Los incidentes ocurrieron en el minuto 49, tras el gol y posterior festejo de Vinicius junto al banderín de córner, momento en que Prestianni se tapó la boca con la camiseta para dirigirle algo. Kylian Mbappé, presente en el lance, denunció públicamente que el argentino repitió cinco veces el insulto. El árbitro francés François Letexier activó el protocolo antirracismo y el partido estuvo detenido cerca de ocho minutos, ante el amago de Vinicius y otros jugadores del Madrid de abandonar el campo.
La UEFA designó un inspector de ética y disciplina para conducir el procedimiento tras las acusaciones de comportamiento discriminatorio. Prestianni negó en redes sociales haber proferido insultos racistas y acusó a jugadores del Real Madrid de haberlo amenazado, mientras que el Benfica respaldó a su jugador y calificó de «campaña de difamación» lo ocurrido. Por su parte, Vinicius afirmó que «los racistas son, ante todo, cobardes» y lamentó que el protocolo antirracismo no resultara efectivo.

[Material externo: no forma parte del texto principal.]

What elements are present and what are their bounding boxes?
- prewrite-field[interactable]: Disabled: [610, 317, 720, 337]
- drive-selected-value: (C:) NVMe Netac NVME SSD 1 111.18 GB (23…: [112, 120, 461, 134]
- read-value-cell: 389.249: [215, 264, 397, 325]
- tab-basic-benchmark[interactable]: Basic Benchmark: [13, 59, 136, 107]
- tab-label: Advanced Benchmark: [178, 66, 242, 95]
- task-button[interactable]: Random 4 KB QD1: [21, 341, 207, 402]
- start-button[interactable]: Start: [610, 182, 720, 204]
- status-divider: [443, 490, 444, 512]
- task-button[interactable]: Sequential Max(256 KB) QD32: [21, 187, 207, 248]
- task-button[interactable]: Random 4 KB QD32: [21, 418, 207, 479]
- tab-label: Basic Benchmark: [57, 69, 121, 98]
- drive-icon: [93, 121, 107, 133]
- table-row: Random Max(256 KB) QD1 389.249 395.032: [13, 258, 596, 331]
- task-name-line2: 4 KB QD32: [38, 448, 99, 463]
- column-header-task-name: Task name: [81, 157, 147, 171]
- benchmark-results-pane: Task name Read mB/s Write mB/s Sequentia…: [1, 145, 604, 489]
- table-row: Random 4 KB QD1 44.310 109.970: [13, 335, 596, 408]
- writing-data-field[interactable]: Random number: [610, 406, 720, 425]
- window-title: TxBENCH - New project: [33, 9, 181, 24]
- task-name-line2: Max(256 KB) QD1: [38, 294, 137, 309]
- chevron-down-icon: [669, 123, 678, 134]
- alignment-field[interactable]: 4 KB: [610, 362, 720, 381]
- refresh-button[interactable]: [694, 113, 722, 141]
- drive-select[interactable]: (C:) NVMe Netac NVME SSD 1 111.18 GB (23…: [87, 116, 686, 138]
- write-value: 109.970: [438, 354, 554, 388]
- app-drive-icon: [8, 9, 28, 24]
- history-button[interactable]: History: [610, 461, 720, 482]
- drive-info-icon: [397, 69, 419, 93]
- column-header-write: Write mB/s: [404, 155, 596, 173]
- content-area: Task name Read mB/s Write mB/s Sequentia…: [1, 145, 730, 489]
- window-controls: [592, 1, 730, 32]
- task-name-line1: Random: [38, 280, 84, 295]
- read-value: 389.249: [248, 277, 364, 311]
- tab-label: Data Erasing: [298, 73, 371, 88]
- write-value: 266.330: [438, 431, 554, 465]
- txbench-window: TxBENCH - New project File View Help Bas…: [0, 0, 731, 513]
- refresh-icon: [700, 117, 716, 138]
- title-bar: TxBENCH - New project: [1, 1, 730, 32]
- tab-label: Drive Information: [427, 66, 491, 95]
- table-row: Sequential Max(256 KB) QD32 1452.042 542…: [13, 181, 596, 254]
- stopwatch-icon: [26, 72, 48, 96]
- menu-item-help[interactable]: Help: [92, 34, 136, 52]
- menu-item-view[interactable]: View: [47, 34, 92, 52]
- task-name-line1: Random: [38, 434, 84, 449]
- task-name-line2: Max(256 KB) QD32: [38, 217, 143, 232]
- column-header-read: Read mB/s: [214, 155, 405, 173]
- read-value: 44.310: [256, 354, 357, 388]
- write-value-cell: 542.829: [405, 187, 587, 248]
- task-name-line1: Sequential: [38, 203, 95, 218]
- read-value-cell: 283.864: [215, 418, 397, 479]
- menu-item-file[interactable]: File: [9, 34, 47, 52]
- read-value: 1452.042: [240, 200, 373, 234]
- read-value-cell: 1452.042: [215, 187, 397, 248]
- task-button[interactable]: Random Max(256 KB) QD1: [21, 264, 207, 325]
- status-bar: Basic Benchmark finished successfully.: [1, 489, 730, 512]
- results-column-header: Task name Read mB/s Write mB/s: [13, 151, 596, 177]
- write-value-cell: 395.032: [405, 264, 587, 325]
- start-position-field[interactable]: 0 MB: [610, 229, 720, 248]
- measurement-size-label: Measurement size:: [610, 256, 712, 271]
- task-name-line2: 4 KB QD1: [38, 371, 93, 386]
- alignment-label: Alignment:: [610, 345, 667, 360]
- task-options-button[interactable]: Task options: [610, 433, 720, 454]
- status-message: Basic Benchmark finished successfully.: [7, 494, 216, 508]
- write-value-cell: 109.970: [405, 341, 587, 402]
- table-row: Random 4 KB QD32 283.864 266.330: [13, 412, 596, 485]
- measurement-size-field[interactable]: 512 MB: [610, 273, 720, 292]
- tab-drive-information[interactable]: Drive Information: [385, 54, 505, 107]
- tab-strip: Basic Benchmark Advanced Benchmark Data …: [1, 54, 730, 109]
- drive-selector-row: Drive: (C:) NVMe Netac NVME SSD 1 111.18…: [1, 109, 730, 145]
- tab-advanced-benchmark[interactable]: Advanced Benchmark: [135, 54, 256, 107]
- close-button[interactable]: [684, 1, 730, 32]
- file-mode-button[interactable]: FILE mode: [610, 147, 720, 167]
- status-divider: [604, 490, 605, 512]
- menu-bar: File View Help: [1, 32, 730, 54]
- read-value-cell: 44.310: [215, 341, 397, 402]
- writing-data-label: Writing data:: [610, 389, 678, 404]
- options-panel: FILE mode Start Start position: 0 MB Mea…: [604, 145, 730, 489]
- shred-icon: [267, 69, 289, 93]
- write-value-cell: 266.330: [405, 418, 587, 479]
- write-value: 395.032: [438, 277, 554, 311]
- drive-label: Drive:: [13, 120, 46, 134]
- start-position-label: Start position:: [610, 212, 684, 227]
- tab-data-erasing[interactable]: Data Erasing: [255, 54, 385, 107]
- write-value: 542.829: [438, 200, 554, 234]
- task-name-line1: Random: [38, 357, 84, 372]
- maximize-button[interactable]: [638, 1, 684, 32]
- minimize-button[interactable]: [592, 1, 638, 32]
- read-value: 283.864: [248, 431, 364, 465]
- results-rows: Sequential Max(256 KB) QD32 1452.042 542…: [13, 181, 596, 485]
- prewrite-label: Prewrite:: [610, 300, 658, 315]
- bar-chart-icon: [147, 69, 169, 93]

El Real Madrid recopiló además imágenes de aficionados del estadio Da Luz realizando gestos que simulaban un mono desde la tribuna, y reiteró su compromiso de trabajar con todas las instituciones «para erradicar el racismo, la violencia y el odio en el deporte y en la sociedad». El caso reaviva el debate sobre la efectividad de los mecanismos de la UEFA para sancionar el racismo en el fútbol europeo.